Смутное ощущение какой-то мрачной обреченности буквально парализует меня: «Вот она, твоя судьба, плывет по течению, и тебе не остается ничего другого, как смиренно покориться неизбежному».

Прихожу в себя уже от гулкого металлического боя — раз, два, три... одиннадцать!.. Страхов и сомнений как не бывало!..

Офелия!

Еще издали различаю в ночной темноте сада светлое пятнышко ее платья.

— Любимый! Мальчик мой дорогой, если б ты знал, как я за тебя боялась весь день!
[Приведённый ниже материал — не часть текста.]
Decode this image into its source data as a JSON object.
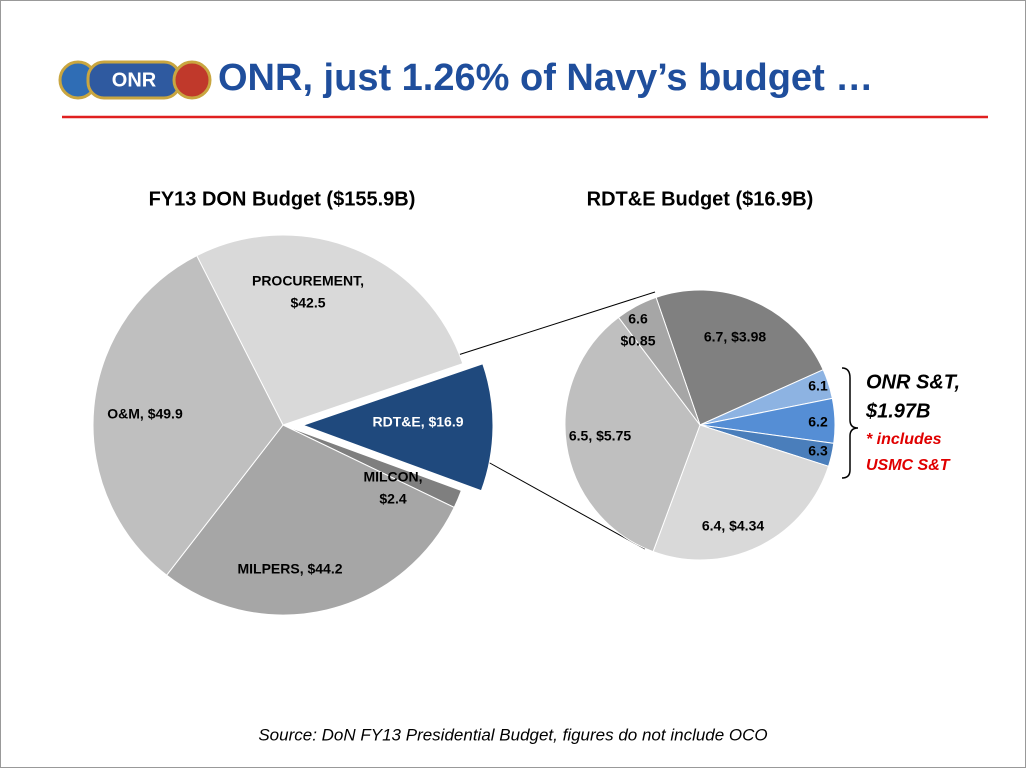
{
  "header": {
    "title": "ONR, just 1.26% of Navy’s budget …"
  },
  "chart_data": [
    {
      "type": "pie",
      "title": "FY13 DON Budget ($155.9B)",
      "categories": [
        "PROCUREMENT",
        "RDT&E",
        "MILCON",
        "MILPERS",
        "O&M"
      ],
      "values": [
        42.5,
        16.9,
        2.4,
        44.2,
        49.9
      ],
      "value_labels": [
        [
          "PROCUREMENT,",
          "$42.5"
        ],
        [
          "RDT&E,  $16.9"
        ],
        [
          "MILCON,",
          "$2.4"
        ],
        [
          "MILPERS,  $44.2"
        ],
        [
          "O&M,  $49.9"
        ]
      ],
      "colors": [
        "#d9d9d9",
        "#1f497d",
        "#7f7f7f",
        "#a6a6a6",
        "#bfbfbf"
      ]
    },
    {
      "type": "pie",
      "title": "RDT&E Budget ($16.9B)",
      "categories": [
        "6.7",
        "6.1",
        "6.2",
        "6.3",
        "6.4",
        "6.5",
        "6.6"
      ],
      "values": [
        3.98,
        0.6,
        0.9,
        0.47,
        4.34,
        5.75,
        0.85
      ],
      "value_labels": [
        [
          "6.7,  $3.98"
        ],
        [
          "6.1"
        ],
        [
          "6.2"
        ],
        [
          "6.3"
        ],
        [
          "6.4,  $4.34"
        ],
        [
          "6.5,  $5.75"
        ],
        [
          "6.6",
          "$0.85"
        ]
      ],
      "colors": [
        "#808080",
        "#8db3e2",
        "#558ed5",
        "#4a7ebb",
        "#d9d9d9",
        "#bfbfbf",
        "#a6a6a6"
      ]
    }
  ],
  "annotation": {
    "lines": [
      "ONR S&T,",
      "$1.97B"
    ],
    "note": [
      "* includes",
      "USMC S&T"
    ]
  },
  "source": "Source: DoN FY13 Presidential Budget, figures do not include OCO"
}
«А я за тебя, Офелия!» — хочу сказать я, но она припадает к моим губам и мне становится не до слов...

   — Бедный мой, любимый мальчик, знаешь, у меня такое чувство, будто мы сегодня видимся в последний раз...

   — Ради Бога, Офелия! Что-нибудь случилось? Ну иди, иди же сюда, в лодку, в ней мы будем в безопасности и поплывем куда глаза глядят.

   — Да-да, поплывем... Может быть, хоть так мы спасемся... от него...

«От него!» Впервые она упомянула «его»! И по тому, как дрожит рука моей возлюбленной, я понимаю, сколь безгранично велик должен быть ее ужас перед «ним»!

Я увлекаю Офелию за собой к лодке, но она медлит, словно не решаясь сойти с места.

   — Идем, Офелия, идем скорей, — тороплю я, — не бойся. Ты и не заметишь, как мы очутимся по ту сторону реки... Там, на другом берегу, туман и...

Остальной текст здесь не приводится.